Döş yangınlarıyla, düşüm yanıyor…
İzin almak lazım... En az iki gün. Milli Eğitime gidiyorum. Müdür mazeretimi soruyor.
“Âşık paşa,” diyorum.
“Âşık paşama gidiyorum.”.
Müdür bey, nereli olduğumu soruyor.
“Kırşehirliyim ,” diyorum. Sesimdeki gururu saklamadan...
“Kırşehirliyim.”
“Tamam, ”diyor müdürüm.
“Kırşehir dedin mi akan sular durur.”
“Durur ya müdürüm ,”diyorum.
Zaman geçmiyor. Zaman sağır, zaman dilsiz, zaman öksüz...
İçimden, cennete mi cehenneme mi? diye geçiriyorum.
“Hadi hayırlısı,” diyorum.
Kara bulutlar çıkıyor. Ne yandan ne yönden geldiğini bilmediğim. Sonra, kara yağmurlar dökülüyor, gönül toprağıma. Gönlüm kararıyor.
Beş gün kaldı. Dört, üç, iki…
Siyaset yok… Mehmetlere ağıt yakmanın neresi siyaset ki? Siyasetin kör karanlığı sebebine ölmedi mi o Mehmetler?
Siyaset yok.
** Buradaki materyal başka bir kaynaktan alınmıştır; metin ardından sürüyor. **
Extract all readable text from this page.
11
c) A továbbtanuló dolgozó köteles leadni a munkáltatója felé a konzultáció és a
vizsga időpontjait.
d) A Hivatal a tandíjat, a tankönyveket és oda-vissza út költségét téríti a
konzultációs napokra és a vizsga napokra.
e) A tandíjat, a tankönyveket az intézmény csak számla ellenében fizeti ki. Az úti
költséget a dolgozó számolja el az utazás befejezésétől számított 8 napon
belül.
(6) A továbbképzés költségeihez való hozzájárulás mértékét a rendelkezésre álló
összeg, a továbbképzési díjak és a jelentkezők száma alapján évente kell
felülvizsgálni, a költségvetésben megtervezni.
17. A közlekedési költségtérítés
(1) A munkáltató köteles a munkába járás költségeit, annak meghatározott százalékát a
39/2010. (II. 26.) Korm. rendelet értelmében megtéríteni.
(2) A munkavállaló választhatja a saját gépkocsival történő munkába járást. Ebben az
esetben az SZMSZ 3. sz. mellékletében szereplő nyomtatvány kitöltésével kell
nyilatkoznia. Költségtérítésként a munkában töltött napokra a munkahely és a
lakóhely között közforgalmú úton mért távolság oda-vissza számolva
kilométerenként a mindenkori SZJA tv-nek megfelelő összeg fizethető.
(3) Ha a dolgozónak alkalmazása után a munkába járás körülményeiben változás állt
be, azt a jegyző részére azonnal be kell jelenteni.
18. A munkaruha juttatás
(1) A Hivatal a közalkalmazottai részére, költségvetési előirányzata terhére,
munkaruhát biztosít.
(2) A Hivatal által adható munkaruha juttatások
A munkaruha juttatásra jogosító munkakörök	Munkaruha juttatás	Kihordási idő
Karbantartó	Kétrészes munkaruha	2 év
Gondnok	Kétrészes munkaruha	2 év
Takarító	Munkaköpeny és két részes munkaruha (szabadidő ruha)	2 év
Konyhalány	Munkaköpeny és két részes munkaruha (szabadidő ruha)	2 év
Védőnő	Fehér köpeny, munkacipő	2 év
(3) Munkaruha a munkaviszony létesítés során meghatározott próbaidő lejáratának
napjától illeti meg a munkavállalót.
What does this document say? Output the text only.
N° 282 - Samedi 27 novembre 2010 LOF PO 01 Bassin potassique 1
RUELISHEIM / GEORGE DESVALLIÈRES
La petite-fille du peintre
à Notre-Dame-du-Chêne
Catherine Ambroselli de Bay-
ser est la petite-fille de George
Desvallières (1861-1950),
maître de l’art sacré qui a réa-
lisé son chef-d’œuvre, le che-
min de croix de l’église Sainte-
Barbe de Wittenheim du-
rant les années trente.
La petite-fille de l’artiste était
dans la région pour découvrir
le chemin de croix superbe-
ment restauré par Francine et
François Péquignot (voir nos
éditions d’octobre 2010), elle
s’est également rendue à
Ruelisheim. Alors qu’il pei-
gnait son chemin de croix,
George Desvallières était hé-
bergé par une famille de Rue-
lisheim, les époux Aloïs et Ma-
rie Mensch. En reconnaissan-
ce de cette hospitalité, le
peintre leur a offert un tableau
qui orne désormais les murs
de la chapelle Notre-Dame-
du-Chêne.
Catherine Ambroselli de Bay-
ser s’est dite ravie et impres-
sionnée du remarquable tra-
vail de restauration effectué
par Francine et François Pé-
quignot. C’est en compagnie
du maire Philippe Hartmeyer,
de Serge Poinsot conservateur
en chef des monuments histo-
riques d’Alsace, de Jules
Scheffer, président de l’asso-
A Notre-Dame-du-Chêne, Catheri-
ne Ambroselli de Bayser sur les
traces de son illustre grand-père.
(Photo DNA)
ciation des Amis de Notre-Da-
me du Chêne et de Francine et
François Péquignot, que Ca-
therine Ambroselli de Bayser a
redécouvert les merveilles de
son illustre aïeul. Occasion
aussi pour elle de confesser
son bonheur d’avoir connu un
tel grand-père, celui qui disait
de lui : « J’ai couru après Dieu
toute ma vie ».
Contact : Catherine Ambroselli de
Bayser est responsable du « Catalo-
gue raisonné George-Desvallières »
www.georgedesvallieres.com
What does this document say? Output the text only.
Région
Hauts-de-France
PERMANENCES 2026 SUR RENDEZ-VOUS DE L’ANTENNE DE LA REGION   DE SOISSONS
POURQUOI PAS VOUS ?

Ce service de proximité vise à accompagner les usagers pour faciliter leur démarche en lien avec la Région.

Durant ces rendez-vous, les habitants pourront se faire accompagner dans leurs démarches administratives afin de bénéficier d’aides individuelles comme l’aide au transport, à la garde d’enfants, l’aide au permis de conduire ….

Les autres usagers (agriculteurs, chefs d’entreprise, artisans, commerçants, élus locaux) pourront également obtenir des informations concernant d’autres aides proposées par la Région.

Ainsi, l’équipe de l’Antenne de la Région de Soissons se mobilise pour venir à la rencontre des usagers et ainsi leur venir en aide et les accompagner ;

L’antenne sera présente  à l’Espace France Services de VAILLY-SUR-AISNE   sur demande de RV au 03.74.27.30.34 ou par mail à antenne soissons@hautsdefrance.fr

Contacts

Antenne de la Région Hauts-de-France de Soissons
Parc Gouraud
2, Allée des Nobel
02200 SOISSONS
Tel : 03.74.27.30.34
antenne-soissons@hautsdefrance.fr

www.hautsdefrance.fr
Aklımda.
Mümtaz ağabey arıyor.
“Rakı falan içmeyesin ha…”
Ankara’dayım.
Ne vakit yolum düşse Ankara’ya, hep aynı türkü gelir hatırıma;
“Ankara adı kara, bu yara başka yara
On sekiz yaşındaydı, kıyılır mı Erdal’a”
Yaşarım garajda karşılıyor beni. Yaşarım, anamın doğurmadığı kardaşım. Tülay kızıyor, geç kaldık diye.
Ben çocuklaşıyorum.
“Yımırta yemeden uyumam kız.”
Sofra tekmil. Sofrada hüzün, sofrada sevda, sofrada kavga, sofrada dostluk... Ben, en çok dost kısmını hissediyorum. Tülay’ım, Yaşar’ımın can yoldaşı. Sınıf arkadaşım, anamın doğurmadığı kardaşım…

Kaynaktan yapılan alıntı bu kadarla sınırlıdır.